KUMALANEWS.ID, KUTAI TIMUR – Bupati Kutai Timur (Kutim), Ardiansyah Sulaiman, menyampaikan pesan budaya yang mendalam pada penutupan Festival Magic Land Kutim 2025 di Polder Ilham Maulana. Dalam sambutannya, Bupati Ardiansyah secara khusus menyoroti kondisi seni tradisi Tarsul Melayu Kutai yang kini berada di ambang kepunahan.
Bupati Ardiansyah menegaskan bahwa kekayaan budaya Kutim tidak kalah penting dibandingkan potensi alamnya. Ia melihat Tarsul, sebuah seni tembang tradisional, sebagai warisan yang harus segera diselamatkan.
“Untuk Kutai, ada satu seni yang hampir punah, yaitu seni Tarsul.
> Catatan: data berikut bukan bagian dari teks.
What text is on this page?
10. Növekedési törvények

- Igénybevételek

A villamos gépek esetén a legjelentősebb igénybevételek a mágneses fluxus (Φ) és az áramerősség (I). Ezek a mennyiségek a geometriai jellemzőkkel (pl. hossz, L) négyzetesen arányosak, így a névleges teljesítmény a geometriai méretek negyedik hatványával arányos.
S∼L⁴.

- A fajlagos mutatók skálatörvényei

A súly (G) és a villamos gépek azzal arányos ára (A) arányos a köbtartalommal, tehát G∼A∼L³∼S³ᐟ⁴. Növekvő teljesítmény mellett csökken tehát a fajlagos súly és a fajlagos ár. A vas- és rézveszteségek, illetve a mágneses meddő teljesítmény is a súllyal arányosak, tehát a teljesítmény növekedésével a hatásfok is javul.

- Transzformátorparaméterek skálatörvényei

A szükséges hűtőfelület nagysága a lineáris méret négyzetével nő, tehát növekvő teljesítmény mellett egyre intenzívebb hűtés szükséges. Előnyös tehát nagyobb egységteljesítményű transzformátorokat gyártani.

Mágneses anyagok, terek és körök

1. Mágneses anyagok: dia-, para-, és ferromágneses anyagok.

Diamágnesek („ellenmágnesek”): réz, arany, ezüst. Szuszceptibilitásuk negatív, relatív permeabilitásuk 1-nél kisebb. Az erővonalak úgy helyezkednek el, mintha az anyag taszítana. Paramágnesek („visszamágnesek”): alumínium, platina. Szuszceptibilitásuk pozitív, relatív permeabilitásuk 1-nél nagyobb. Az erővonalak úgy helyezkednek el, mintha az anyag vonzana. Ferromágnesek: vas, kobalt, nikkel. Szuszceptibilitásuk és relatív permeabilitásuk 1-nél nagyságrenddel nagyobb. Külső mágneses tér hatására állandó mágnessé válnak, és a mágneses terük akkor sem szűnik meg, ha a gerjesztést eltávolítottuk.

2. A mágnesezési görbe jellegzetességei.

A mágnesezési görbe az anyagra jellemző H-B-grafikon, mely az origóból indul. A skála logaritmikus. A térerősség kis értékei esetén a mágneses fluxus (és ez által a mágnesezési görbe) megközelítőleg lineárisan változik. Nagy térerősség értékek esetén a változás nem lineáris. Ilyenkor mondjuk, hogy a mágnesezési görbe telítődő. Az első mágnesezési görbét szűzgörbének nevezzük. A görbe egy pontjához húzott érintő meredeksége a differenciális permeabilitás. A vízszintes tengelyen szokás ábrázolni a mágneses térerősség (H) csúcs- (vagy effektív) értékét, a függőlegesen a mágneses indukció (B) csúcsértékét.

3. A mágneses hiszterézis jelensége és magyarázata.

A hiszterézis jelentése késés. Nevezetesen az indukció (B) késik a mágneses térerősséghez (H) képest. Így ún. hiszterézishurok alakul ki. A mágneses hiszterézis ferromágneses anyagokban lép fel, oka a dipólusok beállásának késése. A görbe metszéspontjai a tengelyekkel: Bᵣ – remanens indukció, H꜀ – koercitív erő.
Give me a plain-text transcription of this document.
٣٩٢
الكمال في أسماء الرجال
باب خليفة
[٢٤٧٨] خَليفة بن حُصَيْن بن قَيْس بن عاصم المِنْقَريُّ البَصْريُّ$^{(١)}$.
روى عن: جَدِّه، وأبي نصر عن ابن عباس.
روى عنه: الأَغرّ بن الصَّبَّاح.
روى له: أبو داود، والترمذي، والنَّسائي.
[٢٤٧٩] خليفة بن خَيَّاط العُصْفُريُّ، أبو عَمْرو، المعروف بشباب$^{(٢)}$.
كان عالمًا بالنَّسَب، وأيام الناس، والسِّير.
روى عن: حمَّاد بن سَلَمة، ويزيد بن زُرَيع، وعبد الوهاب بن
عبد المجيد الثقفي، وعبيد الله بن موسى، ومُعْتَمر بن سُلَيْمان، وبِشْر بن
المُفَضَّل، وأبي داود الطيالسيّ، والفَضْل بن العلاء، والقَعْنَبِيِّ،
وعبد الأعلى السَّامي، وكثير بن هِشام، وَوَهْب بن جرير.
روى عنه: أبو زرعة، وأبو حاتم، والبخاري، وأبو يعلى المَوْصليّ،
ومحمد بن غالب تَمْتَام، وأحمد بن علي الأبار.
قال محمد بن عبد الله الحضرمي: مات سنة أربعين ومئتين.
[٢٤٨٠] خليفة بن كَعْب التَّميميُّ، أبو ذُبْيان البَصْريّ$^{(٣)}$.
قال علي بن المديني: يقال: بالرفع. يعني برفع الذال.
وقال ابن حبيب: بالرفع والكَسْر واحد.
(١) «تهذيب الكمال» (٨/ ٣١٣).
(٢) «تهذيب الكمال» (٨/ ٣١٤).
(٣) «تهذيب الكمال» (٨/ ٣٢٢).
Kita harus segera angkat kembali seni ini,” kata Ardiansyah.
Beliau meminta Dinas Pendidikan dan Kebudayaan (Disdikbud) melalui Bidang Kebudayaan untuk bertindak lebih proaktif dalam merevitalisasi Tarsul. Langkah yang diusulkan antara lain adalah dengan menyelenggarakan festival khusus atau menyediakan ruang pertunjukan bagi para maestro Tarsul yang masih tersisa.
Ardiansyah berharap dorongan ini dapat memicu langkah serius agar Tarsul kembali hidup dan menjadi kebanggaan budaya daerah. Ia mengingatkan bahwa program kebudayaan seperti ini penting untuk memperkuat identitas Kutai yang memiliki akar peradaban panjang, mulai dari Kerajaan Kutai hingga jejak kehidupan purba di Karst Sangkulirang-Mangkalihat.